Xiao Bao Bao is located at 216 E. 500 South, Salt Lake City, across from The Leonardo. Until the second week in October, Xiao Bao Bao will be open only for lunch Tuesday through Thursday, then from 11 a.m. to 7 p.m. on Fridays and Saturdays. Starting the second week of October, Xiao Bao Bao’s hours will be Tuesday through Saturday, 11 a.m. to 7 p.m. For more information, follow Xiao Bao Bao on Instagram at @xiaobaobaoslc.
A new chocolate venture
Two doors down from Xiao Bao Bao, in the space previously occupied by Dewey’s Bail Bonds, is going to be a sweet place dedicated to a sweet feline, opening in mid-October.
Rasmussen is calling her new chocolate shop Chez Nibs, after her cat that she had from 2011 to when he died in May. Black with a brown undercoat, Nibs resembled a cocoa nib, she said. “My whole world revolved around Nibs.”
Although the shop will feature sweet things, it will be “definitely smaller in scope than Les Madeleines, primarily chocolate,” Rasmussen said.
Chez Nibs will feature bonbons, chocolate bars, chocolatey snacks, chocolate-dipped items and other treats on a rotating basis, she said.

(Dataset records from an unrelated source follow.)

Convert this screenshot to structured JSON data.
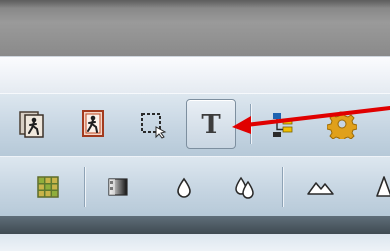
{
  "toolbar_row1": {
    "buttons": [
      {
        "id": "image-a",
        "icon": "image-frame-figure-icon"
      },
      {
        "id": "image-b",
        "icon": "image-frame-figure-red-icon"
      },
      {
        "id": "selection",
        "icon": "marquee-selection-icon"
      },
      {
        "id": "text",
        "icon": "text-tool-icon",
        "glyph": "T",
        "pressed": true
      },
      {
        "id": "flow",
        "icon": "flowchart-icon"
      },
      {
        "id": "settings",
        "icon": "gear-icon"
      }
    ]
  },
  "toolbar_row2": {
    "buttons": [
      {
        "id": "grid",
        "icon": "grid-icon"
      },
      {
        "id": "gradient",
        "icon": "gradient-fill-icon"
      },
      {
        "id": "drop",
        "icon": "water-drop-icon"
      },
      {
        "id": "drops",
        "icon": "double-drop-icon"
      },
      {
        "id": "mountain",
        "icon": "mountain-landscape-icon"
      },
      {
        "id": "cone",
        "icon": "cone-icon"
      }
    ]
  },
  "annotation": {
    "type": "arrow",
    "color": "#e00000"
  },
  "colors": {
    "toolbar": "#c6d5e2",
    "arrow": "#e00000"
  }
}
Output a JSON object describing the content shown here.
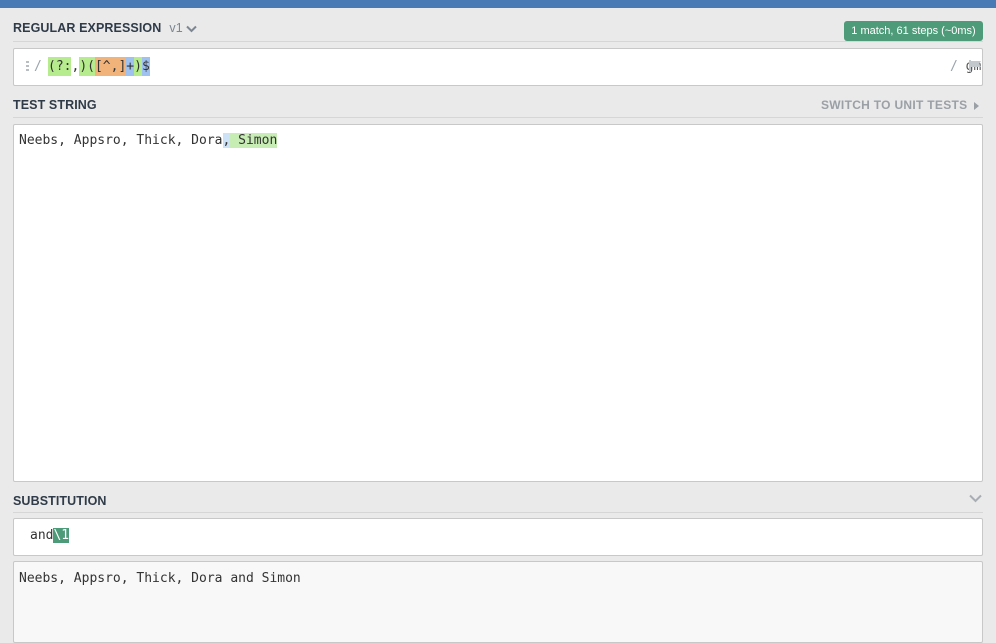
{
  "regex_section": {
    "label": "REGULAR EXPRESSION",
    "version": "v1",
    "match_info": "1 match, 61 steps (~0ms)",
    "open_delimiter": "/",
    "close_delimiter": "/",
    "flags": "gm",
    "tokens": [
      {
        "text": "(?:",
        "style": "green"
      },
      {
        "text": ",",
        "style": "none"
      },
      {
        "text": ")",
        "style": "green"
      },
      {
        "text": "(",
        "style": "green"
      },
      {
        "text": "[",
        "style": "orange"
      },
      {
        "text": "^,",
        "style": "orange"
      },
      {
        "text": "]",
        "style": "orange"
      },
      {
        "text": "+",
        "style": "blue"
      },
      {
        "text": ")",
        "style": "green"
      },
      {
        "text": "$",
        "style": "blue"
      }
    ]
  },
  "test_section": {
    "label": "TEST STRING",
    "switch_label": "SWITCH TO UNIT TESTS",
    "text_before": "Neebs, Appsro, Thick, Dora",
    "match_group_noncap": ",",
    "match_group_1": " Simon"
  },
  "substitution_section": {
    "label": "SUBSTITUTION",
    "input_text": "and",
    "input_ref": "\\1",
    "result": "Neebs, Appsro, Thick, Dora and Simon"
  },
  "colors": {
    "accent": "#4a7ab5",
    "badge": "#4e9b79"
  }
}
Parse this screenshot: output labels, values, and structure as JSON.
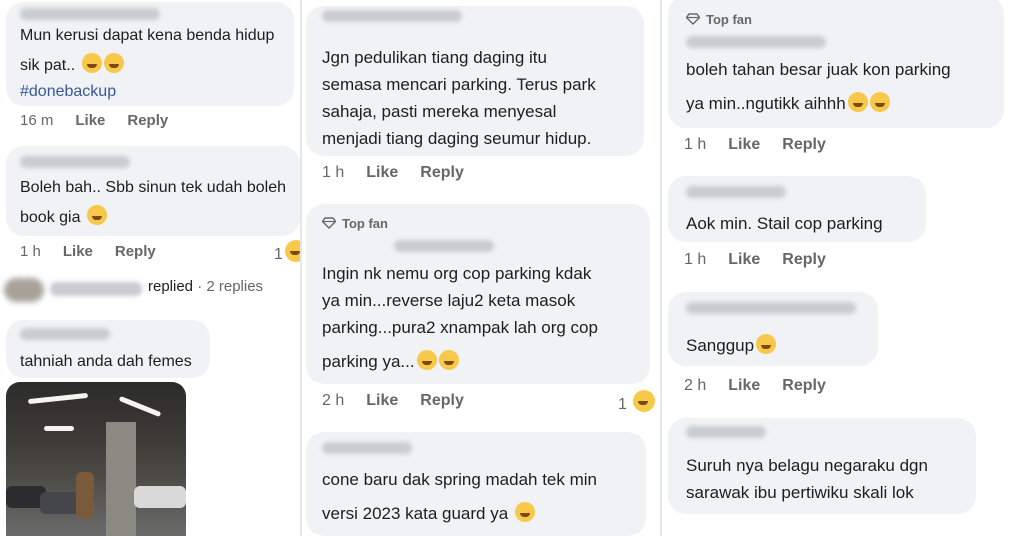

But whatever is on the menu at any given time, it will likely have a chocolate component.
That includes Rasmussen’s famous kouign amann (pronounced “queen-a-mahn”), the buttery, flaky and decadent pastry from the Brittany region of France that was a mainstay at Les Madeleines and will be making a comeback at Chez Nibs.
In order for Rasmussen to avoid the burnout that led to the closure of Les Madeleines, Chez Nibs will be closed June through September. It will also be open only four days a week.
It’s all part of “reengineering my life,” Rasmussen said. “How do my businesses fit into my life? As opposed to, how do I fit into my businesses?”
Although there’s an office between the front doors of Xiao Bao Bao and Chez Nibs, the two spaces are connected by a door in the back and also share a kitchen.
Chez Nibs wouldn’t be complete without cat wallpaper, and a window in the back will allow visitors to watch chocolates being made.
“I like making chocolates,” Rasmussen said. “It’s fun.”
Chez Nibs will be located at 212 E. 500 South, Suite A. Once the chocolate shop opens, its hours will be Wednesday through Saturday from noon to 6 p.m.